Он принял советника, тот повторил всю историю с самого начала, и Коммунист, не вдаваясь в подробности, заявил, что необходимость какой-либо активности в связи с выявленными фактами отсутствует. Проще было сказать: «Ничего не делайте. Забудьте. Мне по-хрену», но он всегда следил за своими словами в присутствии советника. Тот, проявив недюжинную смекалку по поводу вчерашнего «резона», предложил использовать полученную информацию альтернативным образом. Глядя на лежащий на столе конверт Коммунист отрицательно покачал головой. Вежливо помолчав несколько секунд, советник конкретизировал свою мысль:

– Можно подбросить эту информацию Бородатому, чтобы они с Шутником сцепились.
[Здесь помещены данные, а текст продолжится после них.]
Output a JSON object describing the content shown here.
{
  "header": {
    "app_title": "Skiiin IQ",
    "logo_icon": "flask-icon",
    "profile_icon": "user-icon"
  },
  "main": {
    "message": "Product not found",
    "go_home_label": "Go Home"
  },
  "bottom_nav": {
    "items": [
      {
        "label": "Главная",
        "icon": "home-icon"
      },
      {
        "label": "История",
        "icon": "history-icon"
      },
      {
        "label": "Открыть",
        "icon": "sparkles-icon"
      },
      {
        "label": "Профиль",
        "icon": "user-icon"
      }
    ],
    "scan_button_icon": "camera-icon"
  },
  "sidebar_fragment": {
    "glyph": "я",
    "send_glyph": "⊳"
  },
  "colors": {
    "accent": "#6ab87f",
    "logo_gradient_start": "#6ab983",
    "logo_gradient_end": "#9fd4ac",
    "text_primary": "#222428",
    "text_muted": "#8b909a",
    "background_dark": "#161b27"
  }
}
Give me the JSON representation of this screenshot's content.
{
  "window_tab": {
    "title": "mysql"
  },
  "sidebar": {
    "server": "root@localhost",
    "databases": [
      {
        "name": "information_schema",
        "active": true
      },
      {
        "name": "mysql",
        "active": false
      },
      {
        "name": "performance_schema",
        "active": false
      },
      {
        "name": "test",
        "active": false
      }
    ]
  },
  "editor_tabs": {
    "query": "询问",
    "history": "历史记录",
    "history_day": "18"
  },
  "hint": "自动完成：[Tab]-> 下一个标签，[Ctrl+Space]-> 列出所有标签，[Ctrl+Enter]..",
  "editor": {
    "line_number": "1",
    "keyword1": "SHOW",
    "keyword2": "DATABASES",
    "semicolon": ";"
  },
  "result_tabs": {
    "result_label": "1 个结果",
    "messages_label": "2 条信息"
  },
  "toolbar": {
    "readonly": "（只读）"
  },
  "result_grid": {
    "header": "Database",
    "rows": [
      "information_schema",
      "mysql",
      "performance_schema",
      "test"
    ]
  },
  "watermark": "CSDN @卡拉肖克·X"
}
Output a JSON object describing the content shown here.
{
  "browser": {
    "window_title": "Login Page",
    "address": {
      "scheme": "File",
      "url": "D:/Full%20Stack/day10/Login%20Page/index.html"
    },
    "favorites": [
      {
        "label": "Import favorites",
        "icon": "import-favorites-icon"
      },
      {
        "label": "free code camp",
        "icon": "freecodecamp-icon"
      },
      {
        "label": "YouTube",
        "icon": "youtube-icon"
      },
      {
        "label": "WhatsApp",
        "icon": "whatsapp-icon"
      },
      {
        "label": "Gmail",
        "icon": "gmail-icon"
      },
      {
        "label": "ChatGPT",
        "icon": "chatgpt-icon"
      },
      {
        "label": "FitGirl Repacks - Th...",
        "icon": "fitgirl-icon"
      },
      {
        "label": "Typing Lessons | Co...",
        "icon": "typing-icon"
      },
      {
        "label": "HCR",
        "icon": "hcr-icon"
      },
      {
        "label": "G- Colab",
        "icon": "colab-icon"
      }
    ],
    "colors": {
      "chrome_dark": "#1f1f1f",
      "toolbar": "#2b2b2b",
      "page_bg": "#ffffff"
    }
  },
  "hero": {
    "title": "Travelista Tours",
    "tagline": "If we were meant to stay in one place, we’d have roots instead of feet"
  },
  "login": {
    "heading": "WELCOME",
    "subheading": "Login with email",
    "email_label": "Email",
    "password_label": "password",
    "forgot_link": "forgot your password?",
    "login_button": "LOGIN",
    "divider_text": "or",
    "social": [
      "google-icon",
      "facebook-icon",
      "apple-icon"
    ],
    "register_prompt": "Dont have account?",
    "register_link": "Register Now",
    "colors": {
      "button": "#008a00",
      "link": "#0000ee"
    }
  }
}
Когда прозвучало слово «Бородатому», Коммунист отвел взгляд в сторону от преданного, но ничуть не подобострастного взгляда советника, а при слове «Шутник» и вовсе отвернулся к стеклянной стене, через которую открывался вид на ухоженный парк, лес и горы вдали. Сахарные, не ведающие кариеса, клыки Альп, вырастая из серо-зеленых цинготных десен, вонзались в голубое небо. Ему послышалось, хотя вряд ли это было возможно в кондиционируемом кабинете, как чижики, соловьи, или еще какая-то гринписовская сволочь радостно щебечет за окном.

Можно было подбросить. А можно было и не подбрасывать. Пять минут назад он дал понять собеседнику, что у него нет конфликта интересов с Шутником. Потому что. Но птенец гнезда Петрова продолжал мягонько этак настаивать, подвигая его к решению: «Подбросьте и Шутнику, и Бородатому». Здоровы чужими руками… Не хватало еще, чтобы он осмелился вслух произнести коронную ментовскую фразу: «это в ваших же интересах», бесившую Коммуниста до судорог. Понятно, к чертовой матери, в чьих это будет интересах. И хотя советник замолчал вовремя, сидящий за столом человек почувствовал, как онемели у него кончики пальцев. Он перевел взгляд на далекую, украшенную лепниной, стену огромного кабинета, потом – на изгаженный фреской потолок… Слащавая итальянская мерзость! Зыбкая тошнота возникла в животе, медленно поползла вверх, остановилась в горле. Он сглотнул до хруста в ушах, тошнота унялась, толком не начавшееся бешенство уступило место апатии.

В своих бесконечных циклах «яхта-врач-самолет» он, похоже, доездился до того самого швейцарского санатория, где доживала свой век мама юриста-полиглота, и где теперь предстояло поселиться ему самому. И дай бог, чтобы на три-четыре месяца, а не насовсем. На фоне этой перспективы конструирование чужих мытарств – и, кстати сказать, совсем не смертельных! – было ему совершенно не интересно.


Советник молча и неподвижно ждал ответа. Коммунист встал из-за стола, медленно дошел до прозрачной стены, прижался лбом к прохладному стеклу. Красоты за окном намекали на свободу и счастье, на то самое, для чего человек создан как птица для полета. Действительно, он мог купить себе белоснежный Монблан, сесть голой задницей на его вершину и скатиться вниз. Это был вполне реализуемый вариант, сулящий сказочное веселье. Но лед стекла, в которое он упирался лбом и носом, напоминал о другом. Он, взирающий из огромных окон виллы на альпийские красоты, был частью системы, подвергался определенным воздействиям, был неким передаточным звеном между чем-то и чем-то. И возможность практически неограниченных трат на собственное потребление (покупка Монблана, например) положения дел не меняла. Стекло отгораживало его от непосредственного восприятия жизни, от той банальной свободы, иллюзия которой есть только в молодости, и имеет под собой вполне понятную физиологическую основу. У него, за стеклом, особенной свободы не было. Было «дело» и отношения с другими… как бы это сказать… «персонами». Сейчас он должен был завизировать совершенно ненужное ему решение и привести в действие некие механизмы. И кое-кому от действия этих механизмов станет весьма солоно.